I am newly aware of how much time I was spending on things I cannot spend time on any longer. Between not playing sports or watching them in stadiums and on television, I likely have 20 freed hours a week.

It’s the psychological, not the physical, that is proving most valuable. The isolated workday is both enervating and energizing. I have more time to reflect on the decisions I need to make, even if I have more decisions to make than ever, and a new and better routine is emerging.

The physical, social things matter, of course. I miss people. I miss banter. I miss elongated discussion. No matter the technology, nothing ever replaces the critical mass in a room to choose to do things. Neither virtual reality nor Zoom will replicate that magical moment in which collective body language decides to proceed or not – far more subtly than technology can summon.

But I suppose what I am most recognizing, and what I am most focusing on fixing, is my oversized sense of judgment. COVID-19 is infecting that indirectly and leading me in a different direction.

The journalist in me has relied upon the energy that arrives with judgment – the evaluative, contemplative, reflective, determinative kind that decides upon which stories to pursue and how. But that energy is at times propelled by critical thinking littered with harsh assessment.

The craft and competitiveness of journalism supersizes certain qualities of judgment that pick winners and losers, heroes and villains, black hats and white hats, people who are better and lesser, and the coronavirus era has been a rife irritant and display of this. Take, for instance, the invidious shaming of people who don’t social-distance. I am, or at least was, guilty of condemning people on the beach in the spring sunshine playing loosely with the medical advice to separate safely. When I started running on the pavement again instead of a treadmill at the gym, I was aghast initially at how many people could not stay two metres apart as they walked, ran, cycled or communed. These weren’t couples or families; these were buddies and co-workers and people catching up on their lives, and I and others were incredulous.

I was also judgmental of politicians at the podium too near to colleagues or their interpreters for those with hearing disabilities. Same goes for lineups at store counters and aisles in the supermarket. I saw them as a clutch of that marvellous new word, covidiots, rather than people who were simply at different stages of development, likely less-informed  and deserving of a little compassion instead of derision. True, they may not understand their susceptibility and may be risking themselves and others. But their lambasting is more about our own egos than about their faults.

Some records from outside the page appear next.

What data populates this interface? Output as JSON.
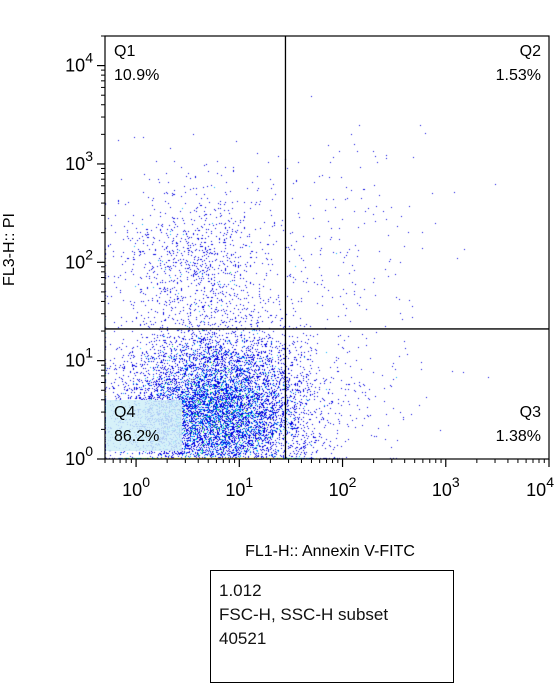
{
  "chart_data": {
    "type": "scatter",
    "title": "",
    "xlabel": "FL1-H:: Annexin V-FITC",
    "ylabel": "FL3-H:: PI",
    "x_scale": "log",
    "y_scale": "log",
    "xlim": [
      0.5,
      10000
    ],
    "ylim": [
      1,
      20000
    ],
    "x_tick_labels": [
      "10^0",
      "10^1",
      "10^2",
      "10^3",
      "10^4"
    ],
    "y_tick_labels": [
      "10^0",
      "10^1",
      "10^2",
      "10^3",
      "10^4"
    ],
    "x_gate": 28,
    "y_gate": 21,
    "grid": false,
    "quadrants": [
      {
        "name": "Q1",
        "percent": "10.9%",
        "position": "top-left"
      },
      {
        "name": "Q2",
        "percent": "1.53%",
        "position": "top-right"
      },
      {
        "name": "Q3",
        "percent": "1.38%",
        "position": "bottom-right"
      },
      {
        "name": "Q4",
        "percent": "86.2%",
        "position": "bottom-left"
      }
    ],
    "density_colors": [
      "#0000e0",
      "#00b0ff",
      "#00e070",
      "#d0f000",
      "#ffe000"
    ],
    "populations": [
      {
        "region": "Q4",
        "x_center": 6,
        "y_center": 3,
        "x_spread_decades": 0.45,
        "y_spread_decades": 0.4,
        "fraction": 0.862
      },
      {
        "region": "Q1",
        "x_center": 4,
        "y_center": 90,
        "x_spread_decades": 0.4,
        "y_spread_decades": 0.45,
        "fraction": 0.109
      },
      {
        "region": "Q2",
        "x_center": 120,
        "y_center": 150,
        "x_spread_decades": 0.5,
        "y_spread_decades": 0.55,
        "fraction": 0.0153
      },
      {
        "region": "Q3",
        "x_center": 80,
        "y_center": 5,
        "x_spread_decades": 0.5,
        "y_spread_decades": 0.35,
        "fraction": 0.0138
      }
    ]
  },
  "info_box": {
    "line1": "1.012",
    "line2": "FSC-H, SSC-H subset",
    "line3": "40521"
  }
}
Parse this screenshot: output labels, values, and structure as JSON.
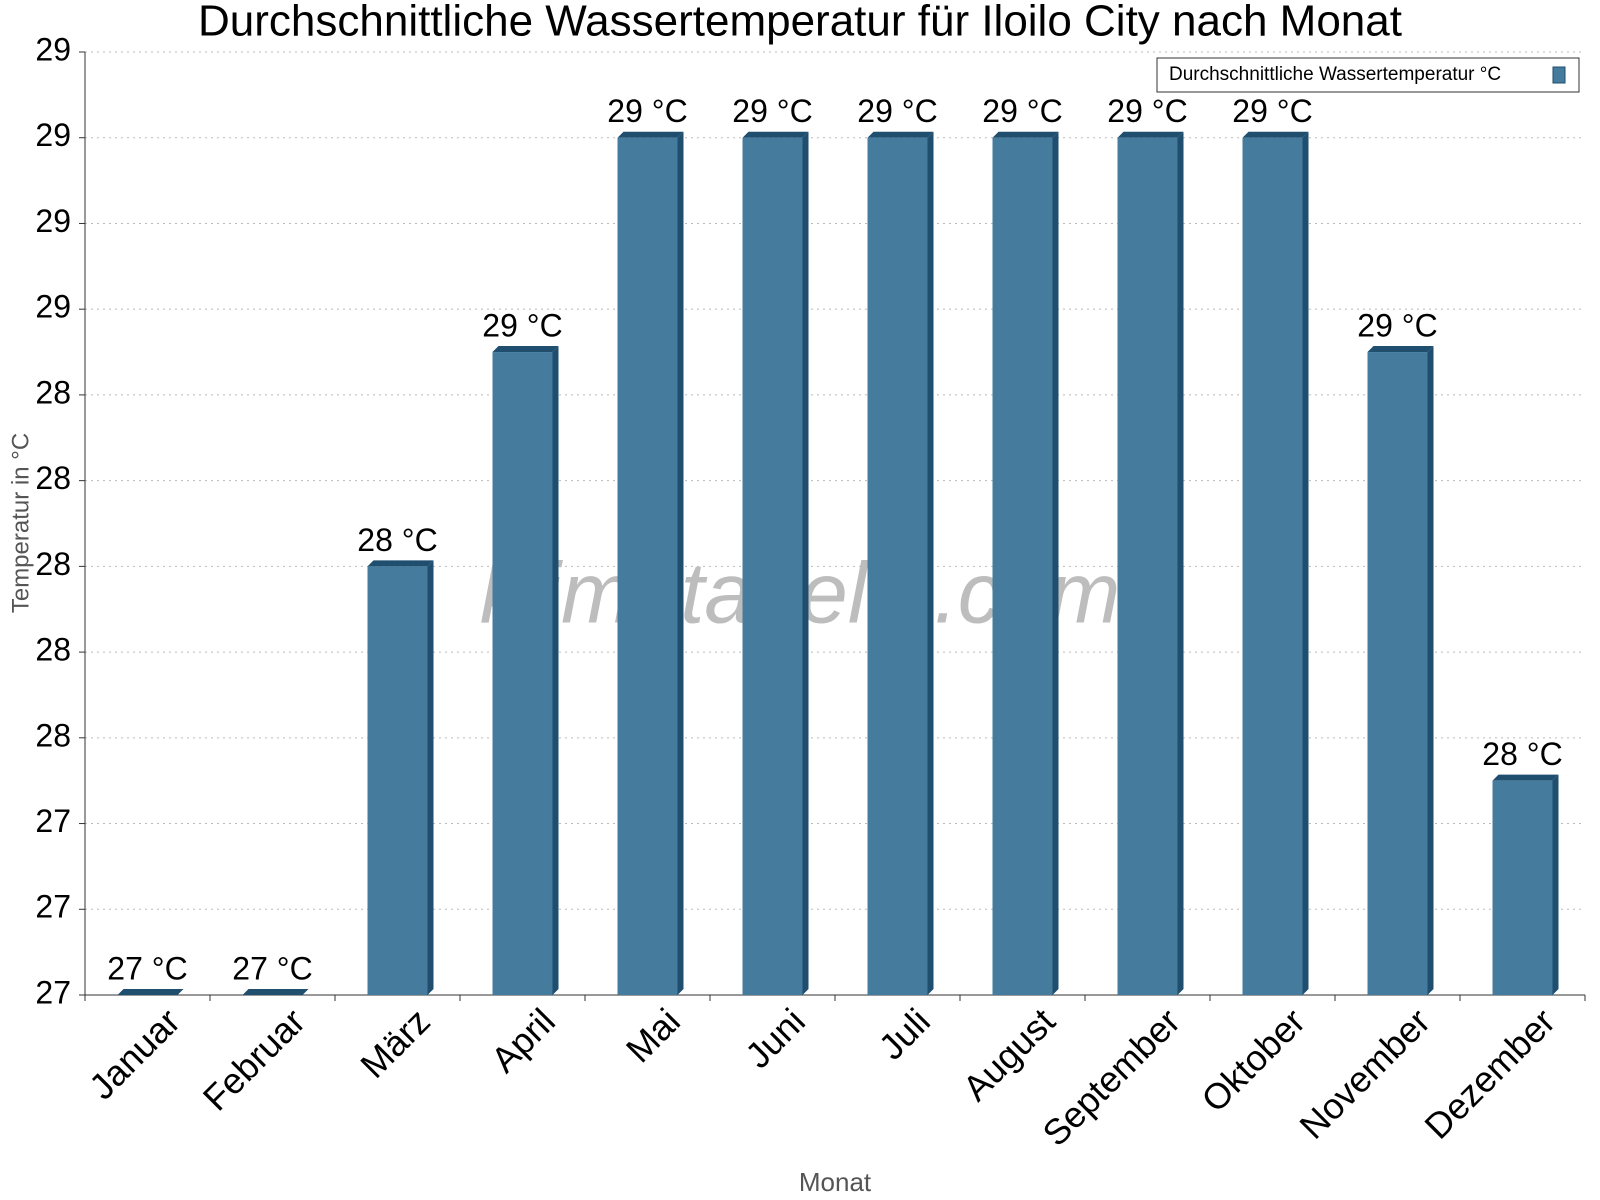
{
  "chart_data": {
    "type": "bar",
    "title": "Durchschnittliche Wassertemperatur für Iloilo City nach Monat",
    "x_label": "Monat",
    "y_label": "Temperatur in °C",
    "watermark": "klimatabelle.com",
    "categories": [
      "Januar",
      "Februar",
      "März",
      "April",
      "Mai",
      "Juni",
      "Juli",
      "August",
      "September",
      "Oktober",
      "November",
      "Dezember"
    ],
    "series": [
      {
        "name": "Durchschnittliche Wassertemperatur °C",
        "color": "#457b9d",
        "values": [
          27,
          27,
          28,
          28.5,
          29,
          29,
          29,
          29,
          29,
          29,
          28.5,
          27.5
        ],
        "value_labels": [
          "27 °C",
          "27 °C",
          "28 °C",
          "29 °C",
          "29 °C",
          "29 °C",
          "29 °C",
          "29 °C",
          "29 °C",
          "29 °C",
          "29 °C",
          "28 °C"
        ]
      }
    ],
    "ylim": [
      27,
      29.2
    ],
    "yticks": [
      {
        "value": 27,
        "label": "27"
      },
      {
        "value": 27.2,
        "label": "27"
      },
      {
        "value": 27.4,
        "label": "27"
      },
      {
        "value": 27.6,
        "label": "28"
      },
      {
        "value": 27.8,
        "label": "28"
      },
      {
        "value": 28,
        "label": "28"
      },
      {
        "value": 28.2,
        "label": "28"
      },
      {
        "value": 28.4,
        "label": "28"
      },
      {
        "value": 28.6,
        "label": "29"
      },
      {
        "value": 28.8,
        "label": "29"
      },
      {
        "value": 29,
        "label": "29"
      },
      {
        "value": 29.2,
        "label": "29"
      }
    ],
    "grid": true,
    "legend": "top-right"
  }
}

Same with the hoarders. The disgracing, invading social media pile-on of people loading their trunks with cleansers or shopping carts with toilet paper, trying to make a quick buck or trying to quell their utter fear of living without, is all about our sense of superiority.

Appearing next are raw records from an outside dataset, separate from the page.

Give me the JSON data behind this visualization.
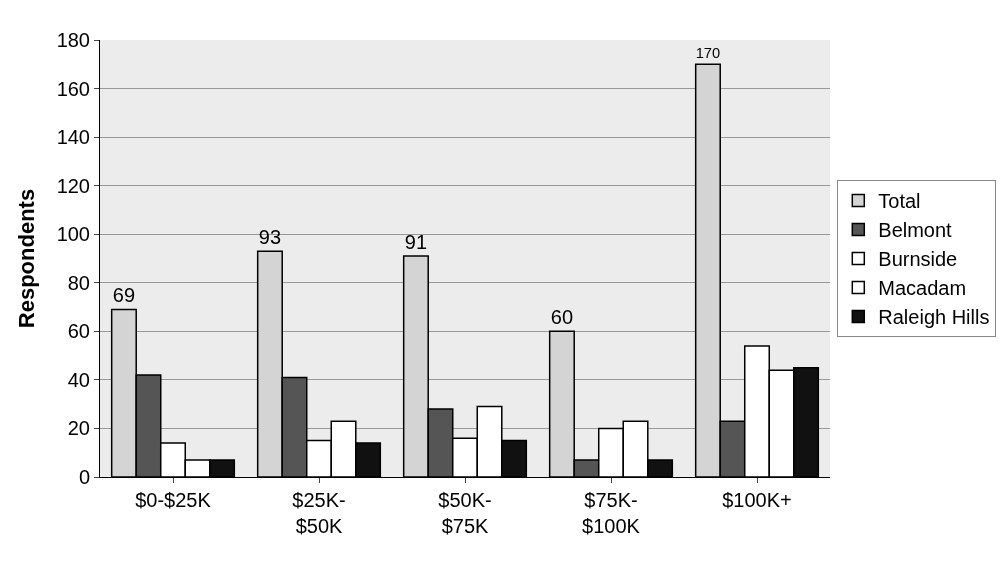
{
  "chart_data": {
    "type": "bar",
    "ylabel": "Respondents",
    "categories": [
      "$0-$25K",
      "$25K-\n$50K",
      "$50K-\n$75K",
      "$75K-\n$100K",
      "$100K+"
    ],
    "series": [
      {
        "name": "Total",
        "color": "#d4d4d4",
        "values": [
          69,
          93,
          91,
          60,
          170
        ],
        "value_labels": [
          "69",
          "93",
          "91",
          "60",
          "170"
        ]
      },
      {
        "name": "Belmont",
        "color": "#555555",
        "values": [
          42,
          41,
          28,
          7,
          23
        ]
      },
      {
        "name": "Burnside",
        "color": "#ffffff",
        "values": [
          14,
          15,
          16,
          20,
          54
        ]
      },
      {
        "name": "Macadam",
        "color": "#ffffff",
        "values": [
          7,
          23,
          29,
          23,
          44
        ]
      },
      {
        "name": "Raleigh Hills",
        "color": "#111111",
        "values": [
          7,
          14,
          15,
          7,
          45
        ]
      }
    ],
    "ylim": [
      0,
      180
    ],
    "yticks": [
      0,
      20,
      40,
      60,
      80,
      100,
      120,
      140,
      160,
      180
    ],
    "grid": "y",
    "legend": "right"
  }
}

I will risk in disclosing that even, after all these years, I think I need to be slightly less judgmental of Donald Trump. He is lost and struggling and making it up, and it would be funny if it weren’t so tragic, but he is doing so to save his presidency. I don’t agree with his tactics, I could simply heap on the scorn – I mean, for heaven’s sake, Easter to reopen America? – but I’d rather recognize he is adopting the survival mechanism some of us in his shoes would adopt, too. I see him now without particularly judging him, while fundamentally disagreeing with him, because even the struggles of the powerful are like our own in some ways.

Well, OK, maybe I can’t stop judging him. There are limits.

COVID-19 is starting to be a bit of a cleanse on my darker qualities of judgment. I’m settled in for an ordeal, and off-key behaviour could waste the opportunity within the significant time that seclusion has bestowed. I want to use that time more valuably. I can hope to be bigger than I have been, and I have the pandemic to thank.

Kirk LaPointe is publisher and editor-in-chief of Business in Vancouver and vice-president, editorial, of Glacier Media.